I had not previously used this method for creating databases, but it makes a lot of sense and helps you to think about the overarching picture, as well as whether the data structure will provide you with what you need before the database is even populated. However (rather predictably), part of me did also think that if you have a complex entity-relationship diagram, then Linked Data might be a better way of structuring that information rather than shoehorning it into a relational database structure. Obviously as a Linked Data advocate this is exactly what I would think – part of my future research will involve exploring these other methods and seeing what advantages a Linked Data approach might have, on balance with the effort involved to produce the infrastructures and interface required to make the resulting resource usable.

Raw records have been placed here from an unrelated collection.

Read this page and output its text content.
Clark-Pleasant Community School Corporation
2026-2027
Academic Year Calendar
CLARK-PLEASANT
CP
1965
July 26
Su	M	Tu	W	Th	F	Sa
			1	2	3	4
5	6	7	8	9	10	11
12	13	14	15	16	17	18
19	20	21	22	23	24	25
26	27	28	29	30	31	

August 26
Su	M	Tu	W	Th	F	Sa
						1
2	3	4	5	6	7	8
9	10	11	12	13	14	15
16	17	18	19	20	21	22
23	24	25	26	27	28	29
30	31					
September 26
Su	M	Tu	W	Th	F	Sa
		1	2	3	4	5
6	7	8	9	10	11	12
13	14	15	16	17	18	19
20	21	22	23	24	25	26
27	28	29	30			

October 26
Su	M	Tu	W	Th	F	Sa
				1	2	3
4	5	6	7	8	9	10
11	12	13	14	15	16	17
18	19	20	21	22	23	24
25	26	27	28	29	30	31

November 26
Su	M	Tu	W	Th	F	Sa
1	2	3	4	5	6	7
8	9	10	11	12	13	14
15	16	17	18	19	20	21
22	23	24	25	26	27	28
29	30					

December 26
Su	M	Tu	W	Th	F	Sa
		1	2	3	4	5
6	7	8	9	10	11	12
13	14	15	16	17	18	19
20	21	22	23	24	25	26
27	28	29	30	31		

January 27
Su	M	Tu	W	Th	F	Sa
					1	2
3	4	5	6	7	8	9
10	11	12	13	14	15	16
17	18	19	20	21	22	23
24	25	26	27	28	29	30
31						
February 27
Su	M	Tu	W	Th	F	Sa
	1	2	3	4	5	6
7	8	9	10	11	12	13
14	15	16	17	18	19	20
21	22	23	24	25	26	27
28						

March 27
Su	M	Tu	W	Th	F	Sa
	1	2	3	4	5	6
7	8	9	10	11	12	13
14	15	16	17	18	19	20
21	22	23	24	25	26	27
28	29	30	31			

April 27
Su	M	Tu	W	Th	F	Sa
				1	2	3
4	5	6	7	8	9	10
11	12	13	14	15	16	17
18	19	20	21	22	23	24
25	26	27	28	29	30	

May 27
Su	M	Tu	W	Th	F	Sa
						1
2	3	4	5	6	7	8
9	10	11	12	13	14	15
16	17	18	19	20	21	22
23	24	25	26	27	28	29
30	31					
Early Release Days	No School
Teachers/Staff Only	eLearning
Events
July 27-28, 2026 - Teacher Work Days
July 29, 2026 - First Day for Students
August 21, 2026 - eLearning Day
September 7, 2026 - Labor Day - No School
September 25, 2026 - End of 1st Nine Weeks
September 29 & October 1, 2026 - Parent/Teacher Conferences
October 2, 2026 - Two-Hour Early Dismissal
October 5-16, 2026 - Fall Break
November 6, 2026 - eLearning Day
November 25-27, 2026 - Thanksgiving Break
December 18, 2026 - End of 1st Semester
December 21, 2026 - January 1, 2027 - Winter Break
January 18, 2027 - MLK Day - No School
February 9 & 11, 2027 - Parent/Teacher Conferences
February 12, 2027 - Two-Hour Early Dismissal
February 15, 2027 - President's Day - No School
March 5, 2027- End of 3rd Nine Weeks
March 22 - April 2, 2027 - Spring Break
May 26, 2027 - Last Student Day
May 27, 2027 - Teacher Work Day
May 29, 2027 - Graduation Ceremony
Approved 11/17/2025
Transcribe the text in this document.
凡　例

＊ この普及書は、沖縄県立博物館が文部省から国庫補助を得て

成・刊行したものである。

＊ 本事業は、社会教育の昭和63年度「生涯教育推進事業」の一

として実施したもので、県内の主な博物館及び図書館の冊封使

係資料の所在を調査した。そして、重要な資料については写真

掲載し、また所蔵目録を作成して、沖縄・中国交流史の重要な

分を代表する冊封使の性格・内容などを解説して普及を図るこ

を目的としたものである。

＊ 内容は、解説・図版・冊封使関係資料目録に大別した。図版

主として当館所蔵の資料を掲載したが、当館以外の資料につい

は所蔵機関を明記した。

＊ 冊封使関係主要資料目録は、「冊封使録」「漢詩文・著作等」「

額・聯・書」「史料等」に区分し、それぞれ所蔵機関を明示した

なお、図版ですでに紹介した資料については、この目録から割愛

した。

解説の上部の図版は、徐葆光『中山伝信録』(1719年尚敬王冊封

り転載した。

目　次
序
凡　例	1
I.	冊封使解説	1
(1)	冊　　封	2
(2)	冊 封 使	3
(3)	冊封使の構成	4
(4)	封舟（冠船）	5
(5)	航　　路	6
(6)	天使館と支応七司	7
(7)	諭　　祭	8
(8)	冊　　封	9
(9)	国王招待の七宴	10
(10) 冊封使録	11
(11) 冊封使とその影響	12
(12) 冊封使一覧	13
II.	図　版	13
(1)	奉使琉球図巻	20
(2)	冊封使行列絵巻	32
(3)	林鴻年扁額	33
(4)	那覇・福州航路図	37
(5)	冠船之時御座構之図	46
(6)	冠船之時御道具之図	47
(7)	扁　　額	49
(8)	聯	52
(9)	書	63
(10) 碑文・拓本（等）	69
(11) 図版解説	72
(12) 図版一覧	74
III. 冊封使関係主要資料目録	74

Generally, I found this to be a really interesting workshop as well as an effective approach to teaching about databases. There was clearly no scope in an already-packed day for discussing the advantages and disadvantages of databases over other data structures (e.g. Linked Data), but it certainly gave me a lot to think about for my own research. I will need to think about the advantages of each approach to structuring data, to see what advantages different approaches have in common, and to ascertain which might work best in different contexts. At the moment, it seems to me that Linked Data shares all of the advantages of a relational database in terms of connecting entities and describing their relationships, but has so much more than this, particularly in terms of linking to external resources and ontologies. It also transcends the more rigid structures of a relational database, making it potentially more futureproof, as well as platform-agnostic. However, I also understand that this is probably quite a blinkered way of looking at things and that I will need to question these views by investigating these other approaches in order to reach more robust conclusions than ‘I think this makes sense’.
Thank you to Sharon Webb for leading the workshop, and to the Arts and Humanities in the Digital Age team for organising – it has certainly given me some food for thought!